Campbell v. Reliance Health Care Inc et al
Filing
57
ORDER denying 45 Motion to Dismiss for Failure to State a Claim; denying 47 Motion to Dismiss for Failure to State a Claim. Signed by Judge D. P. Marshall Jr. on 8/22/12. (kpr)
IN THE UNITED STATES DISTRICT COURT
EASTERN DISTRICT OF ARKANSAS
WESTERN DIVISION
CARROLYN CAMPBELL; AMANDA
HODGES; CRYSTAL WALTERS; and
HEATHER CROW, all individually and
on behalf of others similarly situated
v.
PLAINTIFFS
No. 4:12-cv-176-DPM
RELIANCE HEALTH CARE, INC.;
NORTHWEST HEALTH & REHAB,
INC. dfb/a North Hills Life Care &
Rehab; OCNC, INC. dfb/a Silver Oaks
Heath & Rehabilitation; SCNC, INC.
dfb/a Spring Creek Health & Rehab;
and BRANDON ADAMS & BRYAN
ADAMS, both individually and in his
capacity as owner, manager, officer andfor
incorporator of Reliance Health Care,
Inc. and Northwest Health & Rehab, Inc.
DEFENDANTS
ORDER
Plaintiffs, two licensed practical nurses and two certified nurse
assistants, have sued the nursing homes they used to work for, alleging
violations of the Fair Labor Standards Act and the Arkansas Minimum Wage
Act. Plaintiffs have also sued Reliance, Brandon Adams, and Bryan Adams.

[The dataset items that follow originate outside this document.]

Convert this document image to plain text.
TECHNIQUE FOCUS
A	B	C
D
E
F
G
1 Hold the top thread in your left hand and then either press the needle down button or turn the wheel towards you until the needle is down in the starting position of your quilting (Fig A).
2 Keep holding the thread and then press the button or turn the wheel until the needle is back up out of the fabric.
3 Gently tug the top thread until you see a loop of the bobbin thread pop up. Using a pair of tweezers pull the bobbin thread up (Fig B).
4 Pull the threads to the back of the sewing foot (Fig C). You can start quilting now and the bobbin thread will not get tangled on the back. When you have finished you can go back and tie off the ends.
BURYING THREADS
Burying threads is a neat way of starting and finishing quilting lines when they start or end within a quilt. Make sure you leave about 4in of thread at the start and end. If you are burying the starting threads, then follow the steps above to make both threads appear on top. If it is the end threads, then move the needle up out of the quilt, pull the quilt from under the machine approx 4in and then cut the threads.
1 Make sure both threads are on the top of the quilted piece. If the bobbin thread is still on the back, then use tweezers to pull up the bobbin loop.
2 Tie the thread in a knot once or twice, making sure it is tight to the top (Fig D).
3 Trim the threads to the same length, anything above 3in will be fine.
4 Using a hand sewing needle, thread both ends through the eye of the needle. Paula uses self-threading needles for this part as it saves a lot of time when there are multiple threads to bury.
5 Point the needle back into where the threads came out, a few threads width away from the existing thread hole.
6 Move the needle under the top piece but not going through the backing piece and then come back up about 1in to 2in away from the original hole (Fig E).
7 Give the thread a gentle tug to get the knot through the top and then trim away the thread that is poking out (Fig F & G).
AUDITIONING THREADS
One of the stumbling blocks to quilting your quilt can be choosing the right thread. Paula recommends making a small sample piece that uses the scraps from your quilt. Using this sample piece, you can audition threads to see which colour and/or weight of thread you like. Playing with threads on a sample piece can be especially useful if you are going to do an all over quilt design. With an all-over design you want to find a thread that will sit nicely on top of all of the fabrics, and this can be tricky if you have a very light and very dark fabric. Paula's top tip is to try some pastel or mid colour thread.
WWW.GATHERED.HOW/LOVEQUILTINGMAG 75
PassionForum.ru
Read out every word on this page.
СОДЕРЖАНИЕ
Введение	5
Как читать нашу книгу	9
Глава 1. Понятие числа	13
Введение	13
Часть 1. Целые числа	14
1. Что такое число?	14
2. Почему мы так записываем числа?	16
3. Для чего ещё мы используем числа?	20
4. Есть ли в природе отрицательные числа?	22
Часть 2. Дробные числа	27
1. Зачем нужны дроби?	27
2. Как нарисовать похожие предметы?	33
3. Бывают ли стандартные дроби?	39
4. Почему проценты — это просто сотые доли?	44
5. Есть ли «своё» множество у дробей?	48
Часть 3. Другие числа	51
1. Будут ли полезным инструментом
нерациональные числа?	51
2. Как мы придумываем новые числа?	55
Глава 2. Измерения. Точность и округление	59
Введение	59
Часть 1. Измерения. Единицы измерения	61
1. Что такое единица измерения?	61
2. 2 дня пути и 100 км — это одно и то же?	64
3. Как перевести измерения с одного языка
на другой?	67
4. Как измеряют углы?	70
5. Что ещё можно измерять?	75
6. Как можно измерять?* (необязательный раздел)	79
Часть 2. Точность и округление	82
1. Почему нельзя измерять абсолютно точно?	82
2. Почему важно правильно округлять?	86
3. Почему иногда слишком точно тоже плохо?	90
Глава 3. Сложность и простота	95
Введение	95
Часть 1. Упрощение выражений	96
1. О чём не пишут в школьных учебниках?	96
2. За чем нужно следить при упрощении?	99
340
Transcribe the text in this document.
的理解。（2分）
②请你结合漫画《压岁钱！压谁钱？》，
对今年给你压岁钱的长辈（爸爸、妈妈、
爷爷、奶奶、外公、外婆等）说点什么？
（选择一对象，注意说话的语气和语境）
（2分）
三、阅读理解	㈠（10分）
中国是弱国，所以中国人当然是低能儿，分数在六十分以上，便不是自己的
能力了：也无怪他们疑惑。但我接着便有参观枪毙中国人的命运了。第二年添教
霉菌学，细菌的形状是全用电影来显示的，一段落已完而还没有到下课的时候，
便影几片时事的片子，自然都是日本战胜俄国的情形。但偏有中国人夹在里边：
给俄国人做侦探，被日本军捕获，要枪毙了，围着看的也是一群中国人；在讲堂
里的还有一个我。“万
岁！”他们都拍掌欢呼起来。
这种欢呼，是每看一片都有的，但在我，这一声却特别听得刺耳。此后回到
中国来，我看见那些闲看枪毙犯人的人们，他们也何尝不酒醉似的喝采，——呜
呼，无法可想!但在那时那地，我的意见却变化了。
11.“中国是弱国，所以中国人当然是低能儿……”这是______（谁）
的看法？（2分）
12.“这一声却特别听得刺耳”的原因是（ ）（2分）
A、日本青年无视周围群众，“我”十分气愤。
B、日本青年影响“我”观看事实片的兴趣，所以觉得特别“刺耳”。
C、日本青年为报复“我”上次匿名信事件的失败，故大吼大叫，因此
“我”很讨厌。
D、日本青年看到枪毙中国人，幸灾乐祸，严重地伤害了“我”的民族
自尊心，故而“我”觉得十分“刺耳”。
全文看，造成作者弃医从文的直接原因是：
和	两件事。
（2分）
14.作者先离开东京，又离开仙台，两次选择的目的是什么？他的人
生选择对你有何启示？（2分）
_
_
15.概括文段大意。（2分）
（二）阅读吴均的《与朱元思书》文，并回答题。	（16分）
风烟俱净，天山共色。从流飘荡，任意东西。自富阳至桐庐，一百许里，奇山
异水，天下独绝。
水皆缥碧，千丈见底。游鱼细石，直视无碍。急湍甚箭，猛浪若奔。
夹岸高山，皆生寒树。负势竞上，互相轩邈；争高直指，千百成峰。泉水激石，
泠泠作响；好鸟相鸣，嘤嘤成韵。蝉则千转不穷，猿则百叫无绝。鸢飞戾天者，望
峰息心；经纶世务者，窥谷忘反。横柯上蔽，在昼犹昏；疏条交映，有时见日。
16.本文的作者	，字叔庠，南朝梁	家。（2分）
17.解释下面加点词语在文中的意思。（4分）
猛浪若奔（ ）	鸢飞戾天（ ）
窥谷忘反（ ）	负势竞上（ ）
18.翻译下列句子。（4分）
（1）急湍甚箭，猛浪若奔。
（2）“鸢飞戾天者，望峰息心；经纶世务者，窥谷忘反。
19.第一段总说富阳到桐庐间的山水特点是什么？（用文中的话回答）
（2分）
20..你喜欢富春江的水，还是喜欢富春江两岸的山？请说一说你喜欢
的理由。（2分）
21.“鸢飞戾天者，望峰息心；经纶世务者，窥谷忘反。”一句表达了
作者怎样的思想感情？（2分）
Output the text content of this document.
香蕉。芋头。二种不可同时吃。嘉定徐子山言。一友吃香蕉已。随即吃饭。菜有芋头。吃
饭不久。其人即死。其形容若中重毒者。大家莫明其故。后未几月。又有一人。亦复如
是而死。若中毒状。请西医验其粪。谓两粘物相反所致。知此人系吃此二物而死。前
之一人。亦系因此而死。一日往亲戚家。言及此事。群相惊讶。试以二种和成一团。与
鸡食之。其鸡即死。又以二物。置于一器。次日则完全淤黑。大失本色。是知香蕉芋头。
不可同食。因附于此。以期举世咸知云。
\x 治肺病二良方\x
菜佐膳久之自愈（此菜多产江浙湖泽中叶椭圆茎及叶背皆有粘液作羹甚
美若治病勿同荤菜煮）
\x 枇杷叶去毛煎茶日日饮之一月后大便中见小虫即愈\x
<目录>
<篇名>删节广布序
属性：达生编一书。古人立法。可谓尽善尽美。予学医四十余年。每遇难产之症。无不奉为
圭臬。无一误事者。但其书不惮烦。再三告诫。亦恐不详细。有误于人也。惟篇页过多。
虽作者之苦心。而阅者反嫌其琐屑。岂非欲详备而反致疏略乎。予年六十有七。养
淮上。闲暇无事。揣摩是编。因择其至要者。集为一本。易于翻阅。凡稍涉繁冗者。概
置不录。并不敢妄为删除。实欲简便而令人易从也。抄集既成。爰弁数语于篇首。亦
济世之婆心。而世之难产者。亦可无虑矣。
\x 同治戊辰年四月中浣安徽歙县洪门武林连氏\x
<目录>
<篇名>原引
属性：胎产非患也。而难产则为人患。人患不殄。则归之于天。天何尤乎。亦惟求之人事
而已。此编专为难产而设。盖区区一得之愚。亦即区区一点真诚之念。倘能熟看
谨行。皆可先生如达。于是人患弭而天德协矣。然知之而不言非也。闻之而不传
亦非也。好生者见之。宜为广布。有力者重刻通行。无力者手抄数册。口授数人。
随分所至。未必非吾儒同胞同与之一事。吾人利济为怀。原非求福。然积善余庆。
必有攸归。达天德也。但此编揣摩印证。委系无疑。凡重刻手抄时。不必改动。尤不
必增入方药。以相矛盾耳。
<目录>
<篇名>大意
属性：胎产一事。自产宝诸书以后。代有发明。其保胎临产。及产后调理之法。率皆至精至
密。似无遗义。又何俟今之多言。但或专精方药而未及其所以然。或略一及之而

Reliance appears to be a parent corporation involved in various individual
nursing home corporations by way of Healthcare Provider Services
Agreements. And the Adamses appear to be the corporate owners and
officers of Reliance and officers of the other entities.
Reliance and the
Adamses move to dismiss, saying Plaintiffs have no standing and no
plausible claims against them.
The standing argument, made only by Reliance, fails. If what Plaintiffs
allege is true- Reliance managed these facilities, including payroll- then the
stool has all three legs: injury-in-fact, causation, and redressability. Bennett
v. Spear, 520 U.S. 154, 162 (1997).
The no-plausibility argument, made by Reliance and both Adamses,
fails too. Contrary to Defendants' contentions, the second amended and
substituted complaint goes beyond could to did. The FLSA defines employer
broadly as" any [individual or corporation] acting directly or indirectly in the
interest of an employer in relation to an employee." 29 U.S.C. § 203(a) & (d).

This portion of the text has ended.